Washington D.C. (WSYR-TV) - There were few problems were reported by local World War II veterans who made a special trip to Washington D.C. to see several memorials during the government shutdown.
The trip, organized by Honor Flights, was scheduled before the National Park Service closed sites across the country when Congress failed to finalize a budget. Slideshow: CNY veterans visit DC memorials despite government shutdown
Honor Flight Syracuse spent nearly $50,000 on Saturday's journey, according to the chapter's president, Randy Flath.
Crowds lined the fence of Hancock International Airport Saturday as they welcomed in the Honor Flight, a special trip for local veterans to spend a day in Washington, D.C.

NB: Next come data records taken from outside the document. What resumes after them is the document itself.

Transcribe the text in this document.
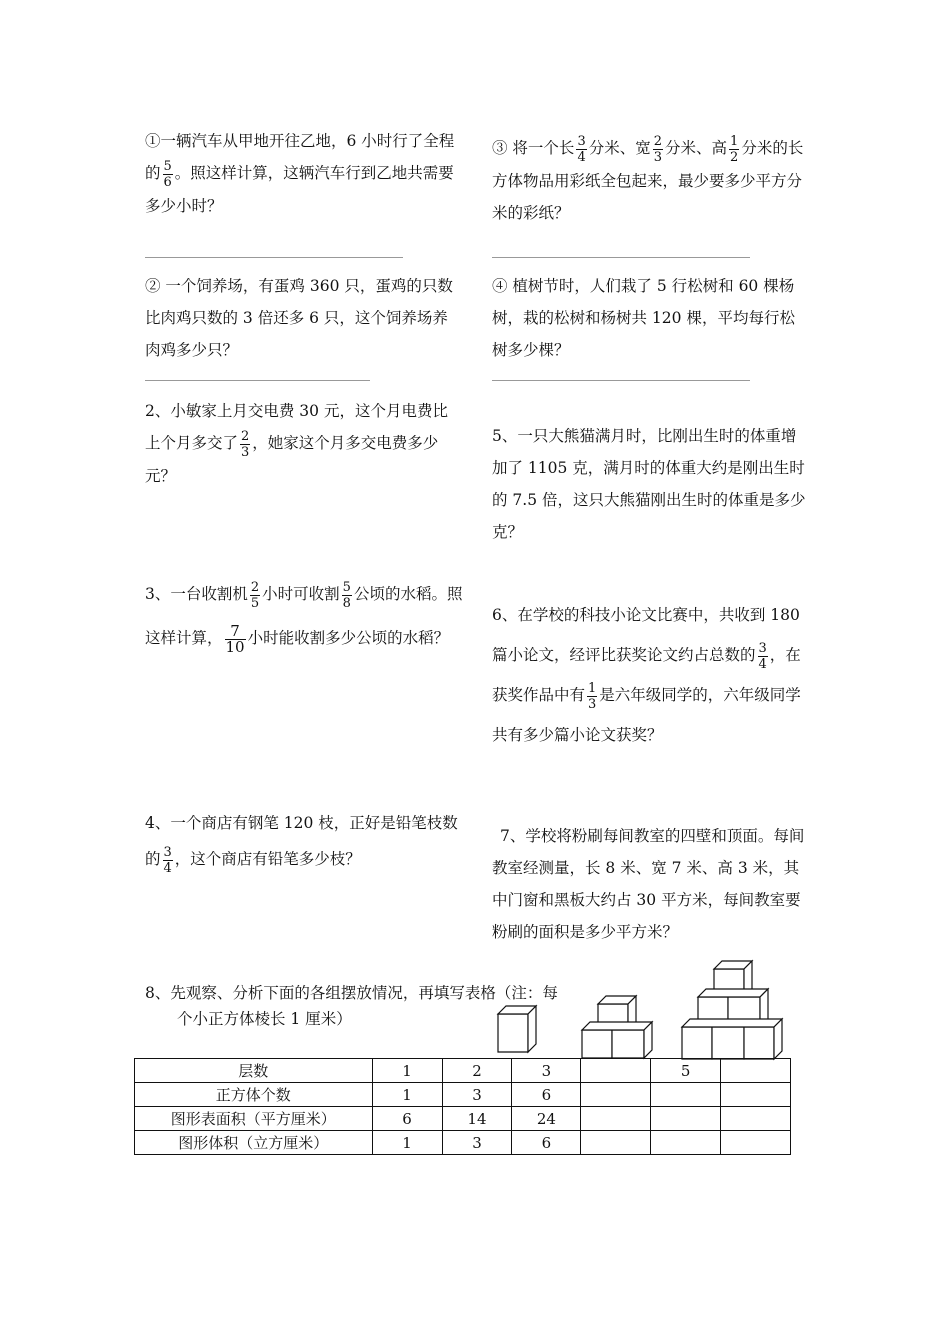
①一辆汽车从甲地开往乙地，6 小时行了全程的 $\frac{5}{6}$ 。照这样计算，这辆汽车行到乙地共需要多少小时？
③ 将一个长 $\frac{3}{4}$ 分米、宽 $\frac{2}{3}$ 分米、高 $\frac{1}{2}$ 分米的长方体物品用彩纸全包起来，最少要多少平方分米的彩纸？
② 一个饲养场，有蛋鸡 360 只，蛋鸡的只数比肉鸡只数的 3 倍还多 6 只，这个饲养场养肉鸡多少只？
④ 植树节时，人们栽了 5 行松树和 60 棵杨树，栽的松树和杨树共 120 棵，平均每行松树多少棵？
2、小敏家上月交电费 30 元，这个月电费比上个月多交了 $\frac{2}{3}$ ，她家这个月多交电费多少元？
5、一只大熊猫满月时，比刚出生时的体重增加了 1105 克，满月时的体重大约是刚出生时的 7.5 倍，这只大熊猫刚出生时的体重是多少克？
3、一台收割机 $\frac{2}{5}$ 小时可收割 $\frac{5}{8}$ 公顷的水稻。照这样计算， $\frac{7}{10}$ 小时能收割多少公顷的水稻？
6、在学校的科技小论文比赛中，共收到 180 篇小论文，经评比获奖论文约占总数的 $\frac{3}{4}$ ，在获奖作品中有 $\frac{1}{3}$ 是六年级同学的，六年级同学共有多少篇小论文获奖？
4、一个商店有钢笔 120 枝，正好是铅笔枝数的 $\frac{3}{4}$ ，这个商店有铅笔多少枝？
7、学校将粉刷每间教室的四壁和顶面。每间教室经测量，长 8 米、宽 7 米、高 3 米，其中门窗和黑板大约占 30 平方米，每间教室要粉刷的面积是多少平方米？
8、先观察、分析下面的各组摆放情况，再填写表格（注：每
个小正方体棱长 1 厘米）
层数	1	2	3		5	
正方体个数	1	3	6			
图形表面积（平方厘米）	6	14	24			
图形体积（立方厘米）	1	3	6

Among those waiting were Shirley and Charlotte Ashworth, mother and daughter-in-law, who were waiting for their veteran's arrival home.
Shirley said, "Lyman has been wanting to go so badly and he never had a chance and this flight came up and man he was so excited."
Lyman served in World War II and is almost 90 years old.
Shirley and Lyman's son David also served in the Armed Forces in Germany, around the time of the Vietnam War. David's wife Charlotte said, "He wanted to do it for his dad, because he's proud of the experiences his father had in World War II."
The trip was almost affected by the government shutdown, until the veterans took it into their own hands. The Iwo Jima Memorial was barricaded closed. Veteran Bill Pavlus said, "A few people got off the buss and removed it out of the way so we could go on through.
Earlier this week, a spokeswoman for the National Park Service said the agency relies on funding from Congress to properly staff parks and ensure the safety of visitors. However, she assured veterans that Honor Flights would be allowed into the World War II memorial for "First Amendment activities".